Welcome to the monitoring setup for DEC! This guide explains how to access the Grafana dashboards we’ve set up to monitor CPU, memory, and node availability across the cluster.

This monitoring system is a prototype and will be improved over time. If you have any feedback or suggestions, please let us know! It is not yet exposed to the public internet, so you need to access it via SSH port forwarding.

Accessing Grafana

The Grafana service is running on mardec, you can access it from the CPPM network directly using the following URL: http://mardec.in2p3.fr:3000.

However, you need to set up SSH port forwarding to access it from any other network.

ssh -L 3000:localhost:3000 mardec.in2p3.fr
  • Leave this terminal window open during your session
  • Then open your browser and visit http://localhost:3000

Login Credentials

Use the following login:

Username: decuser
Password: (sent to you by email)

If you’ve lost the password, just ask the admin (nicely 😄).

Available Dashboards

Once logged in, you'll see:

  • All Nodes: CPU & Memory Usage
    → Live CPU & memory usage for all nodes in a single panel http://mardec.in2p3.fr:3000/goto/T3oMR9TNR?orgId=1

  • DEC Disk Usage Overview
    → Disk usage across all DEC disks http://mardec.in2p3.fr:3000/goto/5IjxRrTHg?orgId=1

  • DEC Memory Errors
    → Live edac errors for all nodes http://mardec.in2p3.fr:3000/goto/6UfV5CANR?orgId=1

(replace mardec.in2p3.fr with localhost in the URL if you are using SSH port forwarding)

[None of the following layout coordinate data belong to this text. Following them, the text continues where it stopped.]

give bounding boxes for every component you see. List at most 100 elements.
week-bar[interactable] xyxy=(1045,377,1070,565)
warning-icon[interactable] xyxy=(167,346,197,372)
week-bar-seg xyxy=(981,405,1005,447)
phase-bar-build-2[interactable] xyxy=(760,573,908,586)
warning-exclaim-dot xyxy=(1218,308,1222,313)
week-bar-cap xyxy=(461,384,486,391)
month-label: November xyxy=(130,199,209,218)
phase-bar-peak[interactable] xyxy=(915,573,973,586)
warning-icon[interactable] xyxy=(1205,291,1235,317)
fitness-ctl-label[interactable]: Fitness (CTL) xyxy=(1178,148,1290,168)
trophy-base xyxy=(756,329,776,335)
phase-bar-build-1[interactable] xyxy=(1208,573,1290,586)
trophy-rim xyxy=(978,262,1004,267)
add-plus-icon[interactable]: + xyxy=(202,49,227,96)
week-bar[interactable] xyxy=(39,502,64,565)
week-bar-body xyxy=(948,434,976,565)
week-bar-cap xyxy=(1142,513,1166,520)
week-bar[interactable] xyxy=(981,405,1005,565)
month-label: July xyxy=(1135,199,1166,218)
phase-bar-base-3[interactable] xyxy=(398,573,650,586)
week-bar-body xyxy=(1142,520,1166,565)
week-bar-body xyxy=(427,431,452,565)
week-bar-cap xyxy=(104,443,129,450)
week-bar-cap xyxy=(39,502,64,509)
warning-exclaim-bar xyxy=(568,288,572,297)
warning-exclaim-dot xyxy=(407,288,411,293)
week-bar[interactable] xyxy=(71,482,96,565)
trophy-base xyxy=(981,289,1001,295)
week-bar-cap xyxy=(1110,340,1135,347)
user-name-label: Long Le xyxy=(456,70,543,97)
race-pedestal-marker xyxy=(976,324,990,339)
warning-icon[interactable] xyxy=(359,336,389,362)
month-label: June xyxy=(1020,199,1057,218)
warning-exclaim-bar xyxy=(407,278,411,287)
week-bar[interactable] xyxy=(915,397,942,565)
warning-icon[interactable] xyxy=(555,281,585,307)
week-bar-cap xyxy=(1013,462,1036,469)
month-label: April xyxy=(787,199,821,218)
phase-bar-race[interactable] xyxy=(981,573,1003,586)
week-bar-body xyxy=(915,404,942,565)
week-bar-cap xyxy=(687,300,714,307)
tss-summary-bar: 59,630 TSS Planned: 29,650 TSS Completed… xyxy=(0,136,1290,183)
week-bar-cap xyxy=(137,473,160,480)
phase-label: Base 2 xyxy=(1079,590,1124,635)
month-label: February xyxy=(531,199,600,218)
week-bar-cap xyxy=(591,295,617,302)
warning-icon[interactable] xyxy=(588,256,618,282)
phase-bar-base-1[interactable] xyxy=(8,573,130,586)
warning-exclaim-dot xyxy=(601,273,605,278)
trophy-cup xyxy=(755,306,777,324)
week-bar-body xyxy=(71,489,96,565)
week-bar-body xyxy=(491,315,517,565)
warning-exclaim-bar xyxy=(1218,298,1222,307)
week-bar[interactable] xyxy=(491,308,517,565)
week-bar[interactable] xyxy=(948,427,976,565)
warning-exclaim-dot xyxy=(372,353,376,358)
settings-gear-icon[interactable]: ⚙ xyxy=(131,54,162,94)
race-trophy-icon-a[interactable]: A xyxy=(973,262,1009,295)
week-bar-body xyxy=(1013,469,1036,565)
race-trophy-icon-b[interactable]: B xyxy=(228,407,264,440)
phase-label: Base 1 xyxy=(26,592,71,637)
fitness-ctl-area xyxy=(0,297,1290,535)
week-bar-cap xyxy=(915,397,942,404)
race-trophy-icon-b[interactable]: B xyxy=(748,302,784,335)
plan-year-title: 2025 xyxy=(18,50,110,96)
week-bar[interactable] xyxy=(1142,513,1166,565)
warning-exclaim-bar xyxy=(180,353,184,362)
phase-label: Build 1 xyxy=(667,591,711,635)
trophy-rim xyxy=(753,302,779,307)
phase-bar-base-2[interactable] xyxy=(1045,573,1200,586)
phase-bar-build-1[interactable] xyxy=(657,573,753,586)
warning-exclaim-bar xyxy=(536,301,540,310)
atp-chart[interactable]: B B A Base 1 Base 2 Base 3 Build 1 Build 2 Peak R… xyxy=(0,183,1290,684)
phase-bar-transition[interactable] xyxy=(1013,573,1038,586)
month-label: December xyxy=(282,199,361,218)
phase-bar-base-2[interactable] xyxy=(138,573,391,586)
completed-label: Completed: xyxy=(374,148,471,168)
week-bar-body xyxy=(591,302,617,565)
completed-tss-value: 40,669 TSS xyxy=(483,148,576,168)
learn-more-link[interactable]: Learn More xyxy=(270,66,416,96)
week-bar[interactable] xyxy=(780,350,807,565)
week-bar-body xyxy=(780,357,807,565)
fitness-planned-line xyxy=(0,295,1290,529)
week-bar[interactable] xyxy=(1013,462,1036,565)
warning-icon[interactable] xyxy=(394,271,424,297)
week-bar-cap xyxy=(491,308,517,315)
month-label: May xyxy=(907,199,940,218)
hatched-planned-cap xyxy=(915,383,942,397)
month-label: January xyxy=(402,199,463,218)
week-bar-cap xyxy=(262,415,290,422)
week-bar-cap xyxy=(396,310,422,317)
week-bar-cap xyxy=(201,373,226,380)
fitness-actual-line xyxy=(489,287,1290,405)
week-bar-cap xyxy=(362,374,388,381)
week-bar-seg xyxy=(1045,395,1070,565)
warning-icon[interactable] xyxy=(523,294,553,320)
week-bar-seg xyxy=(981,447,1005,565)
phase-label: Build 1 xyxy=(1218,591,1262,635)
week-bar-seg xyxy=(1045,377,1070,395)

Command Line Monitoring Tools

CPU Load Monitoring

Check CPU usage across the cluster with the script /softdec/tools/mardec_load.sh

Usage:

/softdec/tools/mardec_load.sh [par]

Parameters: - none (default): Gives the CPU load of nodes and create the machinefile for mpiexec with 1 thread per node - number: Specify number of threads for the machinefile (default = 1)

Memory Usage Monitoring

Check memory usage across the cluster with /softdec/tools/mardec_mem.sh

Usage:

/softdec/tools/mardec_mem.sh [par]

Parameters: - none (default): Gives the memory usage of nodes and create the machinefile for mpiexec with 1 thread per node - number: Specify number of threads for the machinefile (default = 1)